Taka terapia trwa minimum 3 dni, choć rzadko się zdarza aby w tak krótkim czasie opanować szalejące zapalenie. Najczęściej trwa ona 5 do 7 dni intensywnego leczenia szpitalnego w czasie którego wykonuje się co kilka dni badania kontrolne krwi.

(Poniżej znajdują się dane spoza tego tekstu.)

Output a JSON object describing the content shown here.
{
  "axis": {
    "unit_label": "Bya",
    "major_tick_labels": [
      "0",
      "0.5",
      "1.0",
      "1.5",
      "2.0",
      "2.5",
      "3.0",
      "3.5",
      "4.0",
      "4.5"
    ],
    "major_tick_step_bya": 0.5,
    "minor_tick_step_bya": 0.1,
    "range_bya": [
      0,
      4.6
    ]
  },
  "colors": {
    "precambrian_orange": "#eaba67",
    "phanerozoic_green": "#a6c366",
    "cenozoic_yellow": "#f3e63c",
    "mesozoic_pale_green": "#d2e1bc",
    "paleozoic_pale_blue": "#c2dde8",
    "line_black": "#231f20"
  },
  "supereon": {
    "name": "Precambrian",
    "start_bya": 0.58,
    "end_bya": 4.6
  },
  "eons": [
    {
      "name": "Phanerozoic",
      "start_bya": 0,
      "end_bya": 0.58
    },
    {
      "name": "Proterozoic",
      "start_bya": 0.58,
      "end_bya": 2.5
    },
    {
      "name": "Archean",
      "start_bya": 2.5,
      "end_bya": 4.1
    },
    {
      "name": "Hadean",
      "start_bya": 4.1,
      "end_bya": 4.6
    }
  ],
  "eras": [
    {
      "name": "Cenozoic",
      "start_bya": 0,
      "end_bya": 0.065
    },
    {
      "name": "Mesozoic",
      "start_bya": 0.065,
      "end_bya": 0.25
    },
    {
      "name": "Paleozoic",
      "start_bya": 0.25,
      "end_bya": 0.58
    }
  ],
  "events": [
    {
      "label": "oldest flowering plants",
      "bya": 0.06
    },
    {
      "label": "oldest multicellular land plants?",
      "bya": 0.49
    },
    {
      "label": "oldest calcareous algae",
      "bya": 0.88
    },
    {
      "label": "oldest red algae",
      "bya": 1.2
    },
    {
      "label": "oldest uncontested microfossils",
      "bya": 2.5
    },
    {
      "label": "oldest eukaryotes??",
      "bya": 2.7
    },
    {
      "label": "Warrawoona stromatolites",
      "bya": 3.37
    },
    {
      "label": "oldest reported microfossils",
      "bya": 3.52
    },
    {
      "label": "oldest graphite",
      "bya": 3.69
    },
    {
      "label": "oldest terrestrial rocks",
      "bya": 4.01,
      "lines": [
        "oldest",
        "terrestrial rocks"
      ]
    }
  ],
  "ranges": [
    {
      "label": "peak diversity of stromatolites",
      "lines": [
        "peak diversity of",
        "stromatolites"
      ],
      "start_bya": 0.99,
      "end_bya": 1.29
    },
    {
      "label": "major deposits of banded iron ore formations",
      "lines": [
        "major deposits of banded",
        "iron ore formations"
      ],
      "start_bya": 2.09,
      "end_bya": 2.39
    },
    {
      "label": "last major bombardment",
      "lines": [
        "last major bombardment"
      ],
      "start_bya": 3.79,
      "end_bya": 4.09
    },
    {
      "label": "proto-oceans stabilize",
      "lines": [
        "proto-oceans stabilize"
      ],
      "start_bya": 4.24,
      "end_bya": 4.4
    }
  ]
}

Niestety raz przebyte zapalenie trzustki ma tendencję do nawrotów. Nawet najmniejszy smakołyk może z powrotem obudzić „uśpionego potwora”. To powoduje, że po wyzdrowieniu zwierzę musi przestrzegać bezwzględnie diety niskotłuszczowej do końca życia. Po przejściu zapalenia trzustki zalecamy wykonywać kontrolne badania krwi minimum raz na pół roku, a w szczególności mieć na uwadze poziom aktywności lipazy trzustkowej.
Rokowanie
Rokowanie u pacjentów z ostrym zapaleniem trzustki, o małym lub średnim nasileniu, jest dość dobre o ile szybko zauważy się objawy i podejmie leczenie. Z kolei nasilone pancreatitis często prowadzi do zagrażających życiu pacjenta powikłań – martwica czy też ropnie w trzustce powodują, że rokowanie dla takiego zwierzęcia jest niepomyślne.